Use the .keys() and .values() methods will give us the groups and counts respectively

In [None]:
groups = list(Counter(transmission).keys())
counts = list(Counter(transmission).values())

Creating the barchart

In [None]:
sns.set_theme(style='darkgrid')
ax = sns.barplot(x = groups, y = counts)
ax.set_title('Transmission Types')
ax.set(xlabel='Transmission',ylabel='Frequency')
plt.show()

### Try it with some imported data

Make sure the 'churn.csv' dataset is in your working directory in order to load it in. This dataset is full of customers who have phone and internet plans with a telecommunications company. From this dataset we can create some bar charts.

In [None]:
df = pd.read_csv('churn.csv')

When we load in the file, we save it's contents as a datafram so we save the info under the name "df". We can use the .head(x) method to peek at the top x rows of the dataset.

In [None]:
df.head(5)

To access a column (think of this as a list) we use the subscription operator. Start with the dataset name (df), then square brackets, and inside the square brackets the name of the variable we want to grab. Let's start with 'Phone_service'

In [None]:
df['Phone_service']

We can use the Counter() function to count up the number of yes and no in this list.
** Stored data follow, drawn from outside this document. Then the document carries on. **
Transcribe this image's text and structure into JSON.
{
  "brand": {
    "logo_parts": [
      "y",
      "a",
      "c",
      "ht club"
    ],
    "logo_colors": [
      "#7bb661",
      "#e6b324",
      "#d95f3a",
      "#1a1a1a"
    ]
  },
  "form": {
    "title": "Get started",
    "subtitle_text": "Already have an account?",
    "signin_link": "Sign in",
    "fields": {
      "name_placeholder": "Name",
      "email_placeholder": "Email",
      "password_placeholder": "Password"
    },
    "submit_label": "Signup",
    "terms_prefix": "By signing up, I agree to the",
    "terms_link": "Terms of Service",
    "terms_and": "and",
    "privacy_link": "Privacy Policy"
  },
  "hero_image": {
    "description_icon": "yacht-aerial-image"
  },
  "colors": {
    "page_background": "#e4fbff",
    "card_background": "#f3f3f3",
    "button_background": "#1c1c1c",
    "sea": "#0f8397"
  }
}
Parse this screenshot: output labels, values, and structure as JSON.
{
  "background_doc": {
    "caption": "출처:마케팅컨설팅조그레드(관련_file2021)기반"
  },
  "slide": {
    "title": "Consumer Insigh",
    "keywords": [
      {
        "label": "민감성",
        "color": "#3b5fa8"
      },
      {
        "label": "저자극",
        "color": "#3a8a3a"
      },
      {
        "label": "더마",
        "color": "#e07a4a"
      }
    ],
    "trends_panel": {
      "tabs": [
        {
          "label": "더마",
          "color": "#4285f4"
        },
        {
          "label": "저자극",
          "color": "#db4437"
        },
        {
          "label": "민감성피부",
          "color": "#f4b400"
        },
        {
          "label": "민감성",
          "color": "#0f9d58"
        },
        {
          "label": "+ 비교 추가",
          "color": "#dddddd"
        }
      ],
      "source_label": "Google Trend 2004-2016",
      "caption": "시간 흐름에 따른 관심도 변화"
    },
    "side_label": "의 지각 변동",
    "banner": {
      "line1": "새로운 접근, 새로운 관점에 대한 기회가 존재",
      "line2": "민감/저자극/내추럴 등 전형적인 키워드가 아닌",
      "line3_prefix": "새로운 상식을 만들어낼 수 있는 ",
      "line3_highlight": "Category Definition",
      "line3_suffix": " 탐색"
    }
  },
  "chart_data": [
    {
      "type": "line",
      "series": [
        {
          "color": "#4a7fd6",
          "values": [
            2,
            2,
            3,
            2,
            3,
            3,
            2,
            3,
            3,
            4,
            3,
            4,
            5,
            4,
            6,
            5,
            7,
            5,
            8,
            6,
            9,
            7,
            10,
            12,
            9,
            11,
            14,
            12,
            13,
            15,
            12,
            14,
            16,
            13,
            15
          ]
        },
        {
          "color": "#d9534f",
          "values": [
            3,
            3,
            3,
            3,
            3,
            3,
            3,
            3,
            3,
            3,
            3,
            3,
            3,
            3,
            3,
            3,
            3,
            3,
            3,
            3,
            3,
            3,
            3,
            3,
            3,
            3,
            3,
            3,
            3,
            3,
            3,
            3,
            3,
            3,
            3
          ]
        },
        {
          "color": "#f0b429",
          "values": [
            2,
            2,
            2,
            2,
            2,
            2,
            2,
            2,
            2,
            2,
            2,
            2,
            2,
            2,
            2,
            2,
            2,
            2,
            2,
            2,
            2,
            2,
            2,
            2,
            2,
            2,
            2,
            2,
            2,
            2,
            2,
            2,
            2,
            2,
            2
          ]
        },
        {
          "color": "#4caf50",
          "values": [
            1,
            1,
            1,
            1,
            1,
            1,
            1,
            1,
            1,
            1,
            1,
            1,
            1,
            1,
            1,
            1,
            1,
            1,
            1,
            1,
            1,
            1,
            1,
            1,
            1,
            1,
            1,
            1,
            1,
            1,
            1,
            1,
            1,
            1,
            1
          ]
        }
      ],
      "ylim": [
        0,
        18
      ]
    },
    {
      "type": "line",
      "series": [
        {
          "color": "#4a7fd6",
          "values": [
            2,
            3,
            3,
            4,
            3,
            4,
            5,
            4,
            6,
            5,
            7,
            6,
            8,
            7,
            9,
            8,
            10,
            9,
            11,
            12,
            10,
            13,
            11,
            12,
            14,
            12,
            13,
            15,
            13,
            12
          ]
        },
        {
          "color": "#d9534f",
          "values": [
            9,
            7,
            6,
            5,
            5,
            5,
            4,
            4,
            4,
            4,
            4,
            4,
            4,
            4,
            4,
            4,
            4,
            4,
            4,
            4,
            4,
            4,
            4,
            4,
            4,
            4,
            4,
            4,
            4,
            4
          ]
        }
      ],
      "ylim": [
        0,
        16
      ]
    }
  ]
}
Let's save this dictionary as 'counter'

In [None]:
counter = Counter(df['Phone_service'])
counter

We will save the keys (group names) and the values (counts) for use in our barchart.

In [None]:
groups = list(counter.keys())
counts = list(counter.values())

In [None]:
sns.set_theme(style='darkgrid')
ax = sns.barplot(x = groups, y = counts)
ax.set_title('Customers with Phone Service')
ax.set(xlabel='Does the Customer Have Phone Service',ylabel='Frequency')
plt.show()

### Exercise 4

Create a barchart for the type of 'Internet_service' a customer has.